Causey erinnert sich auch noch an eine Meldung an die Kommandeure: "Wir gaben Funksprüche durch wie: 'Sieben Vietcong rannten aus einer Hütte. Wir haben alle erschossen'", so Causey. "Dabei sind diese Leute, verdammt noch mal, nicht weggerannt. Und wir wussten auch nicht mal, ob sie Vietcong waren."
Sergeant James Barnett erzählte den Ermittlern, dass er einmal gegenüber Hawkins seine Bedenken wegen der Tötung unbewaffneter Vietnamesen äußerte. "Hawkins sagte nur, ich solle mir keine Sorgen machen", so Barnett. "Um die Waffen können wir uns immer noch später kümmern."
Wie Armee-Unterlagen zeigen, begingen die Soldaten in dieser Phase ihre brutalsten Gräueltaten: Ein 13-jähriges Mädchen wurde missbraucht, danach wurde ihr die Kehle durchgeschnitten.
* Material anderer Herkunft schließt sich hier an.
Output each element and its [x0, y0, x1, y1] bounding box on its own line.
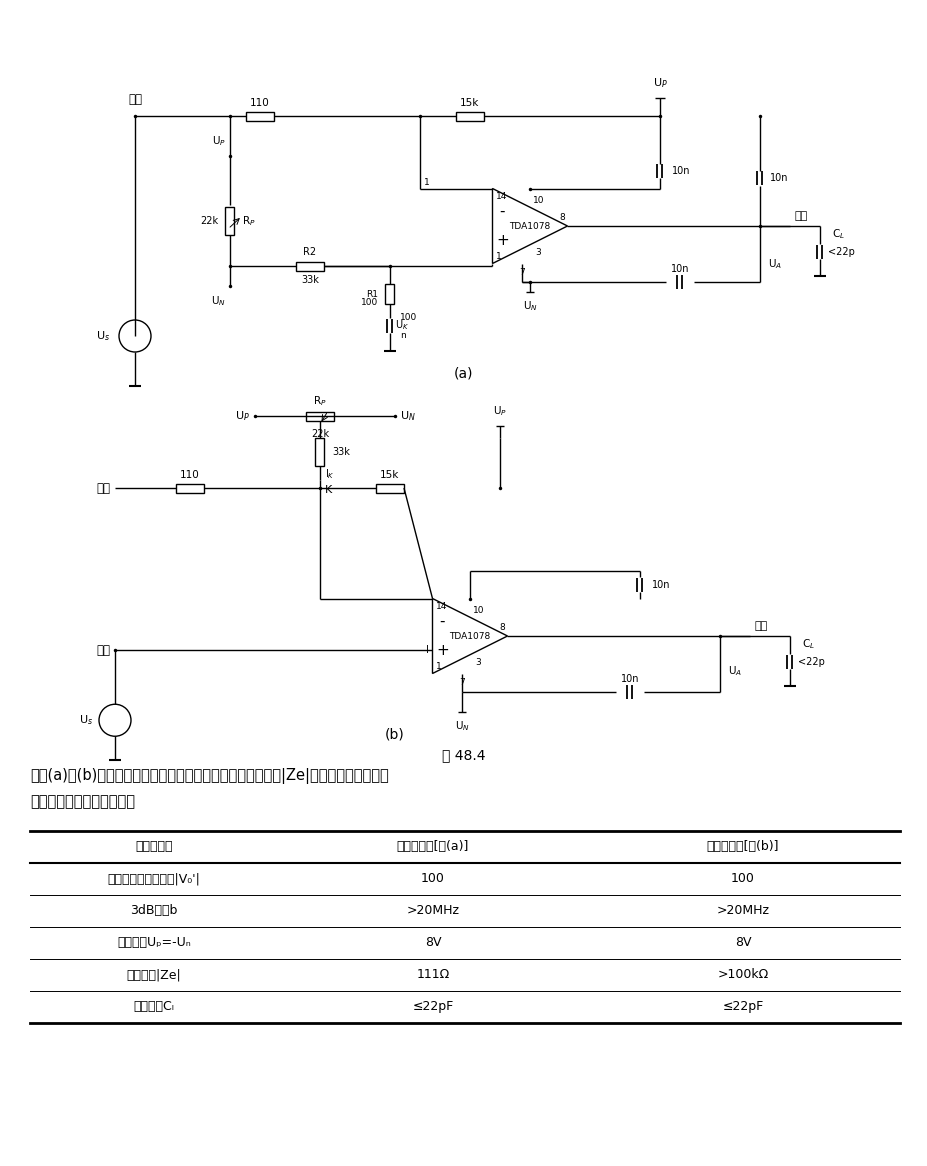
Text: I: I: [425, 645, 428, 655]
Text: K: K: [324, 485, 332, 496]
Text: 14: 14: [495, 191, 506, 201]
Text: C$_L$: C$_L$: [801, 637, 814, 651]
Text: 110: 110: [180, 470, 199, 480]
Text: 负载电容Cₗ: 负载电容Cₗ: [133, 1000, 174, 1013]
Text: 1: 1: [495, 252, 501, 260]
Text: 放大器类型: 放大器类型: [135, 841, 172, 854]
Text: >100kΩ: >100kΩ: [717, 969, 768, 982]
Text: R1: R1: [365, 289, 377, 298]
Text: 输入: 输入: [95, 644, 110, 656]
Text: R$_P$: R$_P$: [312, 394, 326, 408]
Text: 图 48.4: 图 48.4: [442, 749, 485, 763]
Text: 100: 100: [730, 872, 755, 885]
Text: 10n: 10n: [620, 674, 639, 683]
Text: U$_N$: U$_N$: [210, 294, 226, 308]
Text: 低频下闭环放大系数|V₀'|: 低频下闭环放大系数|V₀'|: [108, 872, 200, 885]
Text: 111Ω: 111Ω: [416, 969, 450, 982]
Text: 输入: 输入: [128, 93, 142, 106]
Text: U$_P$: U$_P$: [235, 409, 249, 423]
Text: 7: 7: [519, 267, 525, 276]
Text: 14: 14: [435, 602, 447, 611]
Bar: [306, 412, 334, 421]
Text: 输出: 输出: [794, 211, 807, 222]
Text: 反相输入端[图(a)]: 反相输入端[图(a)]: [397, 841, 469, 854]
Text: U$_P$: U$_P$: [492, 405, 506, 417]
Text: TDA1078: TDA1078: [449, 632, 490, 640]
Text: U$_s$: U$_s$: [95, 329, 110, 343]
Text: ．图(a)和(b)两个电路除输入信号的符号不同外，在输入阻抗|Ze|上也有明显不同，其: ．图(a)和(b)两个电路除输入信号的符号不同外，在输入阻抗|Ze|上也有明显不…: [30, 768, 388, 784]
Bar: [375, 484, 403, 492]
Bar: [315, 438, 324, 466]
Text: 100: 100: [361, 297, 377, 307]
Text: n: n: [400, 331, 405, 340]
Text: C$_L$: C$_L$: [832, 227, 844, 241]
Text: 同相输入端[图(b)]: 同相输入端[图(b)]: [706, 841, 779, 854]
Text: >20MHz: >20MHz: [406, 905, 459, 918]
Text: 1: 1: [424, 177, 429, 187]
Text: 3dB带寽b: 3dB带寽b: [130, 905, 177, 918]
Text: 15k: 15k: [460, 98, 479, 108]
Text: 8: 8: [559, 213, 565, 222]
Text: 输入: 输入: [95, 482, 110, 494]
Text: U$_P$: U$_P$: [211, 134, 226, 148]
Text: 8V: 8V: [734, 936, 751, 949]
Text: -: -: [500, 204, 504, 219]
Bar: [225, 208, 235, 236]
Text: <22p: <22p: [797, 656, 824, 667]
Text: 10: 10: [532, 196, 544, 205]
Text: 1: 1: [435, 661, 440, 670]
Text: 100: 100: [400, 312, 417, 322]
Text: 10n: 10n: [652, 580, 670, 590]
Text: U$_N$: U$_N$: [522, 300, 537, 314]
Bar: [455, 112, 484, 120]
Text: 主要技术数据如下表所示。: 主要技术数据如下表所示。: [30, 794, 134, 809]
Text: (a): (a): [453, 366, 474, 380]
Text: R$_P$: R$_P$: [242, 215, 256, 227]
Text: U$_K$: U$_K$: [395, 318, 409, 332]
Text: (b): (b): [385, 728, 404, 742]
Bar: [296, 261, 324, 271]
Text: 3: 3: [475, 658, 480, 667]
Text: I$_K$: I$_K$: [324, 468, 335, 480]
Text: U$_A$: U$_A$: [727, 665, 742, 677]
Text: 3: 3: [535, 247, 540, 257]
Text: ≤22pF: ≤22pF: [721, 1000, 763, 1013]
Text: ≤22pF: ≤22pF: [412, 1000, 453, 1013]
Bar: [385, 285, 394, 304]
Text: U$_N$: U$_N$: [400, 409, 415, 423]
Text: 10n: 10n: [769, 173, 788, 183]
Text: 100: 100: [421, 872, 444, 885]
Text: >20MHz: >20MHz: [716, 905, 768, 918]
Text: U$_P$: U$_P$: [652, 76, 667, 90]
Text: TDA1078: TDA1078: [509, 222, 550, 231]
Text: U$_A$: U$_A$: [768, 257, 781, 271]
Text: +: +: [496, 233, 508, 247]
Text: +: +: [436, 642, 449, 658]
Text: 33k: 33k: [300, 275, 319, 285]
Text: U$_N$: U$_N$: [454, 719, 469, 733]
Text: 15k: 15k: [380, 470, 400, 480]
Bar: [176, 484, 204, 492]
Text: 电源电压Uₚ=-Uₙ: 电源电压Uₚ=-Uₙ: [117, 936, 191, 949]
Text: R2: R2: [303, 247, 316, 257]
Text: 7: 7: [459, 677, 464, 687]
Text: 10n: 10n: [670, 264, 689, 274]
Text: 110: 110: [250, 98, 270, 108]
Text: 8: 8: [500, 623, 505, 632]
Text: 输入阻抗|Ze|: 输入阻抗|Ze|: [126, 969, 181, 982]
Text: 10n: 10n: [671, 166, 690, 176]
Text: -: -: [439, 614, 445, 630]
Text: 22k: 22k: [311, 429, 329, 440]
Text: 10: 10: [473, 606, 484, 616]
Text: 输出: 输出: [755, 621, 768, 631]
Bar: [246, 112, 273, 120]
Text: <22p: <22p: [827, 247, 854, 257]
Text: 22k: 22k: [199, 216, 218, 226]
Text: 8V: 8V: [425, 936, 440, 949]
Text: U$_s$: U$_s$: [79, 714, 93, 728]
Text: 33k: 33k: [332, 447, 349, 457]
Eine junge Mutter wurde erschossen, nachdem man ihre Hütte abgebrannt hatte. Ein unbewaffneter Teenager wurde in den Rücken geschossen, nachdem ein Platoon-Sergeant ihn aufgefordert hatte, sein Dorf zu verlassen. Ein Tiger-Force-Soldat köpfte ein Baby - weil er dessen Halskette mitnehmen wollte.
Joseph Evans, ein Ex-Gefreiter, der im Zuge der Armee-Ermittlungen gegen die Tiger Force seine Aussage bislang verweigerte, sagte nun gegenüber "The Blade", dass viele Vietnamesen, die während des Krieges vor den US-Soldaten flohen, keinerlei Bedrohung für die Amerikaner darstellten. "Die rannten einfach nur, weil sie panische Angst hatten", so Evans. "Wir haben viele Leute getötet, die nicht hätten getötet werden sollen."
Granateneinsatz gegen Zivilisten in Bunkern
Für die Dorfbewohner war das Verstecken in unterirdischen Schutzbunkern längst Routine. In jedem kleinen Dorf gab es diese von Bambus gestützten und mit Blättern getarnten Höhlen, in denen sich die Zivilisten ebenso vor den Amerikanern wie vor den Nordvietnamesen versteckten.